Code Style

This guide covers formatting and visual presentation of code. For guidance on code organization, patterns, and architectural decisions, see Practices.

For comprehensive language-specific development guidance (including formatting), see:

This document provides general principles applicable to all languages.

General

Lines and Spaces

  • Use spaces between identifiers and other tokens. Modern writing systems use this convention, which emerged around the 7th century of the Common Era, to improve readability. Computer code can generally be written this way too… also to improve readability.
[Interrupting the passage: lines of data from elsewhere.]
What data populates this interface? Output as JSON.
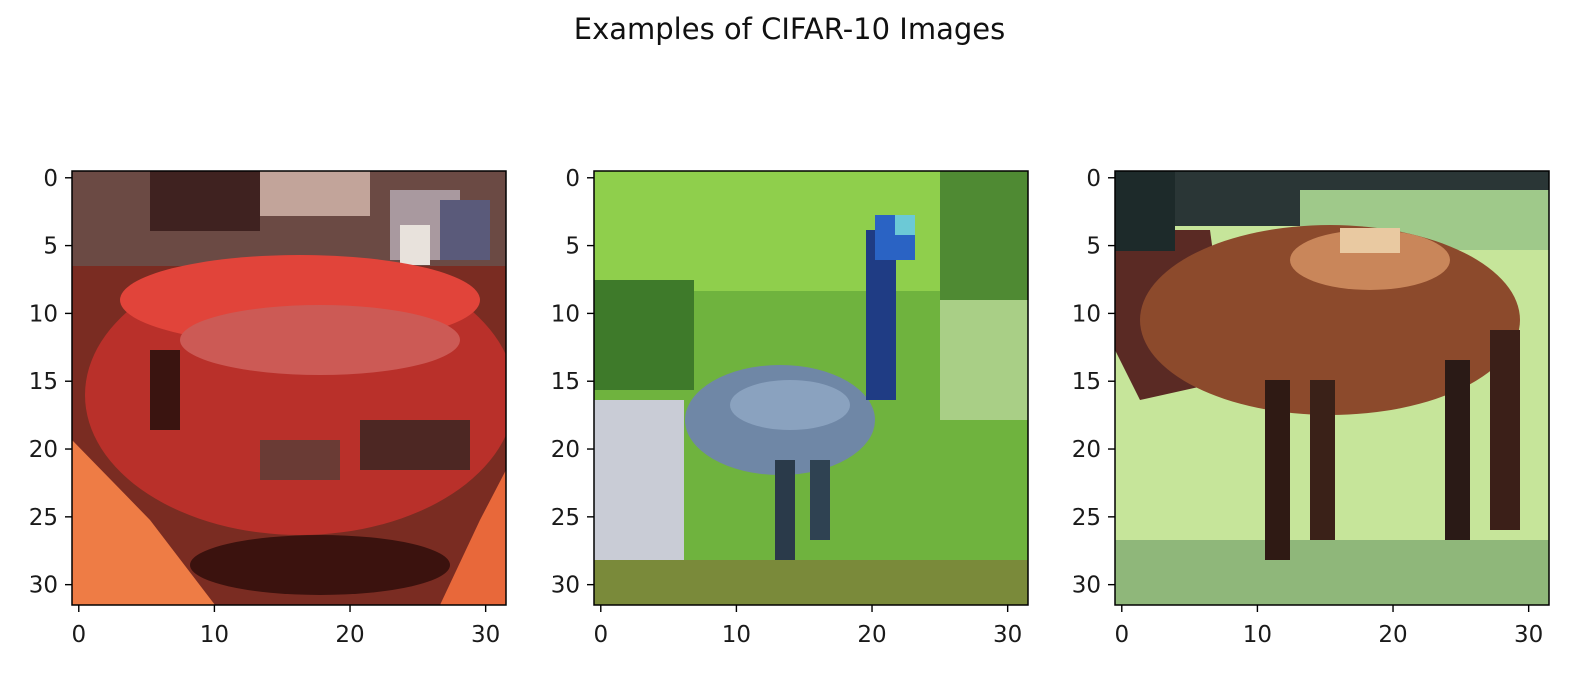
{
  "title": "Examples of CIFAR-10 Images",
  "chart_data": [
    {
      "type": "heatmap",
      "description_colors": [
        "#c93a2d",
        "#e5472f",
        "#ed7a3c",
        "#4d1a12",
        "#8f6a5a",
        "#d7c6c4",
        "#b9382e",
        "#5a2519"
      ],
      "xticks": [
        0,
        10,
        20,
        30
      ],
      "yticks": [
        0,
        5,
        10,
        15,
        20,
        25,
        30
      ],
      "xlim": [
        -0.5,
        31.5
      ],
      "ylim": [
        31.5,
        -0.5
      ],
      "grid": false
    },
    {
      "type": "heatmap",
      "description_colors": [
        "#6fbf3a",
        "#9ee043",
        "#3e7e28",
        "#22449e",
        "#6f87a6",
        "#c8ccd6",
        "#2a63c4",
        "#5c9a33"
      ],
      "xticks": [
        0,
        10,
        20,
        30
      ],
      "yticks": [
        0,
        5,
        10,
        15,
        20,
        25,
        30
      ],
      "xlim": [
        -0.5,
        31.5
      ],
      "ylim": [
        31.5,
        -0.5
      ],
      "grid": false
    },
    {
      "type": "heatmap",
      "description_colors": [
        "#1d2a2a",
        "#c6e59a",
        "#8c4a2c",
        "#5d2a22",
        "#a25a34",
        "#93b77c",
        "#e9c9a1",
        "#3a1a14"
      ],
      "xticks": [
        0,
        10,
        20,
        30
      ],
      "yticks": [
        0,
        5,
        10,
        15,
        20,
        25,
        30
      ],
      "xlim": [
        -0.5,
        31.5
      ],
      "ylim": [
        31.5,
        -0.5
      ],
      "grid": false
    }
  ]
}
  • No more than 79 columns for code lines. (Borrowed from the Python PEP 8 guidelines.) Consider the following:

    • Will long lines display well on laptop screens? (Might not be hooked up to a larger monitor while flying or in a meeting.)

    • Will long lines display well in side-by-side code panes with enlarged font sizes? (Enlarged font sizes are used to reduce eye strain and allow people to code without visual correction.)

Vertical Compactness

  • Loop bodies, condition bodies, and exception handlers, which consist of a single statement and which are sufficiently short, should be placed on the same line as the statement that introduces the body.

    ❌ Avoid:

    if not data:
        return None
    
    for item in items:
        process( item )
    
    try:
        value = risky_operation( )
    except ValueError:
        return default_value
    

    ✅ Prefer:

    if not data: return None
    
    for item in items: process( item )
    
    try: value = risky_operation( )
    except ValueError: return default_value
    
  • Blank lines should not be used to group statements within a function body. If you need to group statements within a function body, then perhaps the function should be refactored. Similarly, avoid obvious comments. Only include comments which explain subtle nuances or reference external documentation for additional context.

    ❌ Avoid:

    def complex_process(data: __.cabc.Mapping[ str, __.typx.Any ] ) -> dict[ str, __.typx.Any ]:
        # First phase - validation
        if not data: raise ValueError( "No data." )
        validated = validate_data( data )
    
        # Second phase - processing
        processed = transform_data( validated )
        cleaned = clean_data( processed )
    
        # Final phase - output
        result = format_output( cleaned )
        return result
    

    ✅ Prefer:

    def complex_process(
        data: __.cabc.Mapping[ str, __.typx.Any ]
    ) -> dict[ str, __.typx.Any ]:
        if not data: raise ValueError( "No data." )
        validated = validate_data( data )
        processed = transform_data( validated )
        cleaned = clean_data( processed )
        result = format_output( cleaned )
        return result
    
  • Function bodies should not be longer than thirty (30) lines. I.e., one should not have to scroll to read a function.

Language-Specific Development Guides

For comprehensive development guidance including formatting standards:

Automation

  • Currently, there are no tools which can automatically enforce compliance with the above style guidance. However, if you politely ask an LLM, which is good at instruction following, to make your code conform to the guidance, results will generally be good. If you are familiar with isort and yapf, you can also look at Python: Automatic Formatting for approximate formatter configurations for these tools.

  • Cases where manual intervention may be needed:

    • Multi-line chains of method invocations. (Fluent programming.)

    • Function declarations with mixed positional and nominative arguments.

    • Nested data structures with mixed single-line and multi-line sections.

  • When in doubt, optimize for readability while staying within the general principles outlined in this guide.